Il sindaco di Pescate Dante De Capitani
"Ho provato disagio”
“Io amo il decoro, mi infastidisce chi gira in costume da bagno per intenderci – prosegue -. Per questo mi sono sentita molto a disagio e infastidita. Come meritano rispetto quanti sono ospiti nel nostro Paese, si deve esigere da loro lo stesso rispetto della libertà altrui”. Successivamente si è accertato che il “bacchettone” è un turista arrivato dall’Oman. “Sono preoccupata soprattutto per i miei figli, specie per la figlia femmina, la più piccola – prosegue la pescatese –. Non è ammissibile che qualcuno abbia da ridire su come una donna si veste”.

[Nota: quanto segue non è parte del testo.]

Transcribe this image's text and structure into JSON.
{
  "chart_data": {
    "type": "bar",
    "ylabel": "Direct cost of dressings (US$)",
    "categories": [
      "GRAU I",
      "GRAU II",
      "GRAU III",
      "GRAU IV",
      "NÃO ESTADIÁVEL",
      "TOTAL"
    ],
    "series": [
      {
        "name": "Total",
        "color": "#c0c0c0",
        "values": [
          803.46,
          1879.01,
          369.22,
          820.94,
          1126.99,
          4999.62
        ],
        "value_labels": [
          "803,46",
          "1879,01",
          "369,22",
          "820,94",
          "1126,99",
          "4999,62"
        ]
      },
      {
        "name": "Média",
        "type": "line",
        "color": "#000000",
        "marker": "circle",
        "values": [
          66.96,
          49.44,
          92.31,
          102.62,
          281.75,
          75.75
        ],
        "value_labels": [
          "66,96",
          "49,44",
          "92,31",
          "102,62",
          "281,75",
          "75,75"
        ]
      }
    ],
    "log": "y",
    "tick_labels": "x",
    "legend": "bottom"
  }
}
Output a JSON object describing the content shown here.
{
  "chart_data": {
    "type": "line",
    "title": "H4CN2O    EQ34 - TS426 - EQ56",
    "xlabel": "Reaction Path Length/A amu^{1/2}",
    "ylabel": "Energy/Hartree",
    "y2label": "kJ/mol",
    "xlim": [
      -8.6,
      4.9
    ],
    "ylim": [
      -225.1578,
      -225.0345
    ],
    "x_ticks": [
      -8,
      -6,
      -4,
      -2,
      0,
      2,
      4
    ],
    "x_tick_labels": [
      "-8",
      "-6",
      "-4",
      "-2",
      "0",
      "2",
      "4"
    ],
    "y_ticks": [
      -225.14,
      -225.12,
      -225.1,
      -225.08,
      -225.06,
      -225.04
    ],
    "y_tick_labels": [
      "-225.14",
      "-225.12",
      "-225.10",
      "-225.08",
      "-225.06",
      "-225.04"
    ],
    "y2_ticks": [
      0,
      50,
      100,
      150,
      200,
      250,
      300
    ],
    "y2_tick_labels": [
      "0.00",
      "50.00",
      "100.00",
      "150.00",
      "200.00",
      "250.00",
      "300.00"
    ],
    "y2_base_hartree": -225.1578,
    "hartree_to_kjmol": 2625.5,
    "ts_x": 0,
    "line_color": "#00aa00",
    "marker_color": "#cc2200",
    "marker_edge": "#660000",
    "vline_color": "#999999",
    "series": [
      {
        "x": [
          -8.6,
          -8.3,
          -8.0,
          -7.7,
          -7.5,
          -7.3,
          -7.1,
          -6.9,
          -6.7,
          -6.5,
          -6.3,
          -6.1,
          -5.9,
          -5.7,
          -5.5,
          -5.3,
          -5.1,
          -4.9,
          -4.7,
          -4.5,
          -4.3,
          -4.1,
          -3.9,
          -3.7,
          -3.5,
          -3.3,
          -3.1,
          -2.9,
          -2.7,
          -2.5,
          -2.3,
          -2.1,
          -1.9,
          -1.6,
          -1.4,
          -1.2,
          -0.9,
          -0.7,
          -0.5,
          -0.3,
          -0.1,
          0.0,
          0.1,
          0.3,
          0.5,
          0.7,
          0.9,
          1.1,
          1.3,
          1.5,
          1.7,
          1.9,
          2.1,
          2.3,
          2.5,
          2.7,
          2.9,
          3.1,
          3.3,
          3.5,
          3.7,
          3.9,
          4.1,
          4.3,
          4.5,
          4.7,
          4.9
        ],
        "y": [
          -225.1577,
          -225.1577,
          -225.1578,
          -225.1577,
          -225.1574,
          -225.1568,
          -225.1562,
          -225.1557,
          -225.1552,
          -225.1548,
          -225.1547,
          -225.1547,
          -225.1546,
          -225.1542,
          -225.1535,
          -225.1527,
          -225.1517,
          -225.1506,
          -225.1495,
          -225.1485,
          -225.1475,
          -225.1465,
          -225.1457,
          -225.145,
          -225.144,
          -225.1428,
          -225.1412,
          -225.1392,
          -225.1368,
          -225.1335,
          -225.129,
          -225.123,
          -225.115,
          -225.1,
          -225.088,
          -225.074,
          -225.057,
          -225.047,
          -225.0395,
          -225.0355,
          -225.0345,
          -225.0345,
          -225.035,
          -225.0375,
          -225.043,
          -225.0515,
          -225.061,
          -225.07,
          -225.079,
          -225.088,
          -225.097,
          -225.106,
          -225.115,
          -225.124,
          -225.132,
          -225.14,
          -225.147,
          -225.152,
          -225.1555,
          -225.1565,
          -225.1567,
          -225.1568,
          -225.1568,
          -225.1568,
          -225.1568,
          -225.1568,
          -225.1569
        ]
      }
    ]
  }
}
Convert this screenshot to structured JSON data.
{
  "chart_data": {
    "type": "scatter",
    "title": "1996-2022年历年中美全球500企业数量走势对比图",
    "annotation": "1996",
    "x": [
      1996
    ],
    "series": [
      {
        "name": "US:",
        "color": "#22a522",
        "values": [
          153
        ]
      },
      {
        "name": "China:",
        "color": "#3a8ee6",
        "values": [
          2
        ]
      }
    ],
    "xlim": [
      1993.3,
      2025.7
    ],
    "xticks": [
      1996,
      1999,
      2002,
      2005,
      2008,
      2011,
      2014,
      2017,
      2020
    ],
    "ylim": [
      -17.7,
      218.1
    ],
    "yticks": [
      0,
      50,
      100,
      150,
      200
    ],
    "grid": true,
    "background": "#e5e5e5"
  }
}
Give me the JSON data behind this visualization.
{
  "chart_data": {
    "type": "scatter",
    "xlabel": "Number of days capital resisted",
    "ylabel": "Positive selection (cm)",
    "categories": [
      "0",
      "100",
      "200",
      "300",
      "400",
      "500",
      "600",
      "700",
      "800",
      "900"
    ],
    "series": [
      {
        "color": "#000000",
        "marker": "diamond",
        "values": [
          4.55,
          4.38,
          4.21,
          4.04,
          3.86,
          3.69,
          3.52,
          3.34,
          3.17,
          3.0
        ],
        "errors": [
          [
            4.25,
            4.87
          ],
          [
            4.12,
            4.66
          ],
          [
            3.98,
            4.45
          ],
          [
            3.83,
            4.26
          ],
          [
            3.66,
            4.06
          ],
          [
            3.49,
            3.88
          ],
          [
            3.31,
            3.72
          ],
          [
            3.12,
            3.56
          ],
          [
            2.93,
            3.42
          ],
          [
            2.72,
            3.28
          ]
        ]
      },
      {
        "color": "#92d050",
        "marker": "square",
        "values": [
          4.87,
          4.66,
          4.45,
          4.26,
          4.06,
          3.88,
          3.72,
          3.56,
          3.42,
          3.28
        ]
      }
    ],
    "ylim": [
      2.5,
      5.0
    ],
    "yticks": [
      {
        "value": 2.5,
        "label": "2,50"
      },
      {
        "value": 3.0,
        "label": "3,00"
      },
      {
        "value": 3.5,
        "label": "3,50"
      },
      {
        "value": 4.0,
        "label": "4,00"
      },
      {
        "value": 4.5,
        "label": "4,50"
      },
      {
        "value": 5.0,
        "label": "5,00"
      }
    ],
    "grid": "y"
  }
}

"Ognuno si veste come vuole”
“Qui a Pescate le “mie“ cittadine si vestono come diavolo pare loro – tuona intanto il sindaco Dante De Capitani, senza nascondere il biasimo verso gli integralisti musulmani -. Non devono chiedere il permesso a nessuno, tanto meno a chi qui in Italia è solo ospite. Alle ragazze e alle donne di Pescate dico di continuare a indossare shorts, pantaloncini e minigonne e pure un bel décolleté se vogliono, e di contattarmi immediatamente in caso di questi episodi di discriminazione al contrario”.
"Siamo libere e determinate”
“Noi donne siamo libere e autodeterminate – interviene pure Veronica Tentori, esponente delle donne democratiche -. Decidiamo noi cosa indossare, come muoverci negli spazi pubblici, come vivere il nostro corpo. Non spetta a nessun uomo, italiano o straniero, residente o turista, dire cosa è adeguato o meno. E non spetta neppure a un sindaco indicare alle cittadine come vestirsi, né dare indicazioni, su come dovrebbero vestirsi le donne”.